24 February 2016Print This Post

Lord Chief Justice suggests rethink on judicial review interventions

Lord Thomas

Lord Thomas: interventions often “extremely helpful”

The Lord Chief Justice has suggested that the new costs rules on interventions in judicial reviews should be looked at again.

Speaking to the justice select committee yesterday, Lord Thomas said although he believed the reforms had worked “on the whole”, the position of interveners was “one area” he was concerned about.

“I think the written brief or short oral submission in a case from these public-spirited bodies, often where they do it for nothing, is extremely helpful, but they do risk being landed for costs and so people are much more cautious, and I do think that’s an area where it might be desirable for people to look at this again.”

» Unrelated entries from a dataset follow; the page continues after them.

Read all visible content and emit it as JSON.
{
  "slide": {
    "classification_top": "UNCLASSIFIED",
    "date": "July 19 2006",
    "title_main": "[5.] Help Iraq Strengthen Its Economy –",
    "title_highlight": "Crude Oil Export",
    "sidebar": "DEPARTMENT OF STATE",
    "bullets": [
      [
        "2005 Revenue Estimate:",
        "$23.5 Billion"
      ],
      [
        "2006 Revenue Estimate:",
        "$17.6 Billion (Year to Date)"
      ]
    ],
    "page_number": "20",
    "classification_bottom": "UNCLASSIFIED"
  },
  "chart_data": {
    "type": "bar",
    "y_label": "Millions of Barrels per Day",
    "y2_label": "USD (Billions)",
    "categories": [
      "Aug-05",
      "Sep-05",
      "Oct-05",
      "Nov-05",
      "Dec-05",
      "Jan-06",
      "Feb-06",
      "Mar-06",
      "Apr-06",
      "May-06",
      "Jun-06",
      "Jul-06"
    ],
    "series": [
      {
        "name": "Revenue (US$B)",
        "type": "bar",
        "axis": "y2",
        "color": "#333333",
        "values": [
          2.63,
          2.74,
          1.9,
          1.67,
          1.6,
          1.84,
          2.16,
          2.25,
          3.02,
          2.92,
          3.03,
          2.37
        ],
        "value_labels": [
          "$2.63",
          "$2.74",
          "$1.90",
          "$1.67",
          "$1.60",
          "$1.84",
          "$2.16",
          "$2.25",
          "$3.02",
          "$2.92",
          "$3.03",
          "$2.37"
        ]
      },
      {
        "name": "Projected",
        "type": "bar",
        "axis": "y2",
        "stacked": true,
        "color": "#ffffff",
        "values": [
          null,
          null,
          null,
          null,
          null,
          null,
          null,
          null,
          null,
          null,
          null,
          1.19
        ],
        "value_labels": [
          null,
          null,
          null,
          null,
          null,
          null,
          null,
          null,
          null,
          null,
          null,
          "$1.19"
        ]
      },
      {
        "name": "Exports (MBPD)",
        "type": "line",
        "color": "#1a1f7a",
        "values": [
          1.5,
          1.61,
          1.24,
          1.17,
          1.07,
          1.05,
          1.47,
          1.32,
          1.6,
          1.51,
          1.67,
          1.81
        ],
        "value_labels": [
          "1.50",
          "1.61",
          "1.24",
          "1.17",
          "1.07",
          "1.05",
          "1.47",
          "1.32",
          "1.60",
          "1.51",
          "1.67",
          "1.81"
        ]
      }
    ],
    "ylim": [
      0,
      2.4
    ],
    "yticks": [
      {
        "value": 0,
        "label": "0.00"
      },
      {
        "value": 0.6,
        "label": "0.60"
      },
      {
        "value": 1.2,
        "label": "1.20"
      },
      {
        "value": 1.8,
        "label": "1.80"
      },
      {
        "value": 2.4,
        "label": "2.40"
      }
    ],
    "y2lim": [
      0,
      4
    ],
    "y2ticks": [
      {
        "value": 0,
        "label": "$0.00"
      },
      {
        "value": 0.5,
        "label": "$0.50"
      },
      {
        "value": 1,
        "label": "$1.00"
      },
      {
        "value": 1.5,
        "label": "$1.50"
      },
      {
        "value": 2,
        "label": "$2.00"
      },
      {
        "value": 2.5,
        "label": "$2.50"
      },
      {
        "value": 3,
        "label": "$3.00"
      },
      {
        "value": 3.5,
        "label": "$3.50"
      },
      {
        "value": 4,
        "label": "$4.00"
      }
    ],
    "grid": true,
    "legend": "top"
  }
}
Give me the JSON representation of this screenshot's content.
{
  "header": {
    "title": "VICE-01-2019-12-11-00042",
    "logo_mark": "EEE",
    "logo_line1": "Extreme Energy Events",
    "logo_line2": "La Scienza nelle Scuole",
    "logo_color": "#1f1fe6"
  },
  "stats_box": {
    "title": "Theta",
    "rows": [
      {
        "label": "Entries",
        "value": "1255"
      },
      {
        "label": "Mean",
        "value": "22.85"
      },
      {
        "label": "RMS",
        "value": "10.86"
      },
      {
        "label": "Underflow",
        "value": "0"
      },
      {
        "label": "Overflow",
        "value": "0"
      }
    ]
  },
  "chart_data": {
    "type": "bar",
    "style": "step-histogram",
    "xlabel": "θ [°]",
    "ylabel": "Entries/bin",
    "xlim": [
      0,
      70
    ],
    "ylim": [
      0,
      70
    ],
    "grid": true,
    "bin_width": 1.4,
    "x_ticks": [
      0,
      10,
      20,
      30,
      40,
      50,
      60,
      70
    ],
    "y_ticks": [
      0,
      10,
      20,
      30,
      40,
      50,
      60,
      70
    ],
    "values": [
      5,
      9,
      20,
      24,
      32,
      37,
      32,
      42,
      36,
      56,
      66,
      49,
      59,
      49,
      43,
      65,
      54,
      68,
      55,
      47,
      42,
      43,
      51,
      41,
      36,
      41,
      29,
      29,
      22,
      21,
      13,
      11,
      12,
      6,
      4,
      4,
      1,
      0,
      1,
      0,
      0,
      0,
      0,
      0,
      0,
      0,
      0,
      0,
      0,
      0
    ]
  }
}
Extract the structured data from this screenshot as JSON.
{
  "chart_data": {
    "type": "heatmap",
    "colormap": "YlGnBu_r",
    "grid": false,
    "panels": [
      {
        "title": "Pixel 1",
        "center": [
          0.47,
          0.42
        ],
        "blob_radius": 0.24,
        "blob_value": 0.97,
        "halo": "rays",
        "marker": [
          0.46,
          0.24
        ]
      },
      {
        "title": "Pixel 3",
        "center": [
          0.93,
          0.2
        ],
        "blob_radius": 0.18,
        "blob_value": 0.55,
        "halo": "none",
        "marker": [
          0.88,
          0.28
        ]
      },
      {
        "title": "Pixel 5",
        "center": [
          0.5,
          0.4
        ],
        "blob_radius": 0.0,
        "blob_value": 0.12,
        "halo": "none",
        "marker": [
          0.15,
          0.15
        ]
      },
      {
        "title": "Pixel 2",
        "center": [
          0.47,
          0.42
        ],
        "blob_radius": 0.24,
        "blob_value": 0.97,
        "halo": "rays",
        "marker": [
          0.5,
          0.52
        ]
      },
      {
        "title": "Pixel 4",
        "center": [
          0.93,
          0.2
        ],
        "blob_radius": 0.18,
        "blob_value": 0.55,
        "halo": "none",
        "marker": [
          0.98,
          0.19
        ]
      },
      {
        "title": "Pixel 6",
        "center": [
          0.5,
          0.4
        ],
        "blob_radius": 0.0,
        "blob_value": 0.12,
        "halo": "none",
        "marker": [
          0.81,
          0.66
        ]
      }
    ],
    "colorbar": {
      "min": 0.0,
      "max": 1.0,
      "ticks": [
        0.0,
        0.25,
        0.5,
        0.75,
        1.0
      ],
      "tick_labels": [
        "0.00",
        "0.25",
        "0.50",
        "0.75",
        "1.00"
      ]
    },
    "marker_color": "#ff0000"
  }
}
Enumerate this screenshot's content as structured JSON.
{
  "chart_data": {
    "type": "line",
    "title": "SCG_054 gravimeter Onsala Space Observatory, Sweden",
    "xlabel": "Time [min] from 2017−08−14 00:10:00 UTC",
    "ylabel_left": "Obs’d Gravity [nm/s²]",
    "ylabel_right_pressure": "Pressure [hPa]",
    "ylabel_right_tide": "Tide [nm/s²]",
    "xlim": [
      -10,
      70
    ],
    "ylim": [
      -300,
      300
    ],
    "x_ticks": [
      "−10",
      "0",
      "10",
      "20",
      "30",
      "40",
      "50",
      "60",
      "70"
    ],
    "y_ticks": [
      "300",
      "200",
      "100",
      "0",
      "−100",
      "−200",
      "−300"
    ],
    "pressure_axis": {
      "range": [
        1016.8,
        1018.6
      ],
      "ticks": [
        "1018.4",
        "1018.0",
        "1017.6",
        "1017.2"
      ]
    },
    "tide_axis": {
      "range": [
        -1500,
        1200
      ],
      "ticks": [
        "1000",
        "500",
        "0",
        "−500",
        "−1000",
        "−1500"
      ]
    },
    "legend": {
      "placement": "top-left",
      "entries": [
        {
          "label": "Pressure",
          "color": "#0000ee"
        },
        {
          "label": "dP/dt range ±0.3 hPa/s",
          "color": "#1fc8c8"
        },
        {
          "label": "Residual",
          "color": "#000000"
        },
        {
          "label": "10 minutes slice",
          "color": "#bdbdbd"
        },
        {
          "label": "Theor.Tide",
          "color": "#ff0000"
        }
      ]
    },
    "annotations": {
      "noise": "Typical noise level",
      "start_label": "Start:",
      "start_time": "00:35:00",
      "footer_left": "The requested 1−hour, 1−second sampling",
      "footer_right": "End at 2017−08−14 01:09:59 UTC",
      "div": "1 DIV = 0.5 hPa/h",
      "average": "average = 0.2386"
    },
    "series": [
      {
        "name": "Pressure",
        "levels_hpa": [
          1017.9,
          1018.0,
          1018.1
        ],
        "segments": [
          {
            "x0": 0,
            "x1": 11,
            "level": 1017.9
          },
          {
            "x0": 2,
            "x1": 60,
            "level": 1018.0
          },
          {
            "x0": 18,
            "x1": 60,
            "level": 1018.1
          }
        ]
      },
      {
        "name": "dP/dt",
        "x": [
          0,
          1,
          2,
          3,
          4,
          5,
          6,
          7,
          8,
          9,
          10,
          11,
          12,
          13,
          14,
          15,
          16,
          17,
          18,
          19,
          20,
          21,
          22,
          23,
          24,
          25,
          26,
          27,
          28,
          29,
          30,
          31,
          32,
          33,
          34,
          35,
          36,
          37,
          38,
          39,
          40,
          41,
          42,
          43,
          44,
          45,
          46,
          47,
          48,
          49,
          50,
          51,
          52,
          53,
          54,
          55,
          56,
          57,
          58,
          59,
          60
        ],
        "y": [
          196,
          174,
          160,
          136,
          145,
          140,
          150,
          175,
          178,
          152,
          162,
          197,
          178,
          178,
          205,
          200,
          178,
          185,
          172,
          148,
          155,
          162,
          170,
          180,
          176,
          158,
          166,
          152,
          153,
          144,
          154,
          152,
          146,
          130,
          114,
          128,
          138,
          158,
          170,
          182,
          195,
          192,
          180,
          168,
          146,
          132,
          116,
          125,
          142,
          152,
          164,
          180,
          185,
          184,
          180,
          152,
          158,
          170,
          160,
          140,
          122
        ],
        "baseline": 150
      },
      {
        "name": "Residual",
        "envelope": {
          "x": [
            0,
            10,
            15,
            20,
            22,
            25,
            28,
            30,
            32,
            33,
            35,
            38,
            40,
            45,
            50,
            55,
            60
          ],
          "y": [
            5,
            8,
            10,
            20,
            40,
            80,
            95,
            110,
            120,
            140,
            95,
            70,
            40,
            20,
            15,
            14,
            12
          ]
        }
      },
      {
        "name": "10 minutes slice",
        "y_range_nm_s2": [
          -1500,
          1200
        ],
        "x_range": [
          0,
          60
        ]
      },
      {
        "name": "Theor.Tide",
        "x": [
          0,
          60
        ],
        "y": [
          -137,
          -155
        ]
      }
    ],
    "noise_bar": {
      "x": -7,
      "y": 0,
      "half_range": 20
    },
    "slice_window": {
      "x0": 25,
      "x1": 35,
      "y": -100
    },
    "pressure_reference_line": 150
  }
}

Under the Criminal Justice and Courts Act 2015, courts are required to make costs orders against interveners in judicial reviews if certain conditions are met, to cover the legal costs incurred by parties responding to their interventions.

The move was opposed by the House of Lords, which wanted judges to retain greater discretion, but passed by the House of Commons.

Responding to questions from MPs on his annual report, the LCJ said he did not believe “people who have real cases” had been deterred by the judicial review reforms.

In a session in which he also said he expected the incremental growth in use of fixed fees, rather than a ‘big bang’, Lord Thomas told the select committee that the Court of Appeal had to cope with a “huge increase” in the volume of its business, without any more judges.

He said the judiciary was examining the use of two-judge courts, rather than the current three. “It’s something we used to do. We’ve stopped doing it. We need to look at it.”

Lord Thomas described himself as a “very firm advocate” of word-limited submissions, which he said was already the rule for the US Supreme Court. “I’m very keen on this. Most people, if they’re asked to say something concisely, say it better.”

The LCJ added that tax changes to judicial pensions introduced by the government last summer were a “really serious problem” and had a “colossal” impact on the amount of money judges received on retirement. He added that this was having an “adverse effect” on High Court recruitment.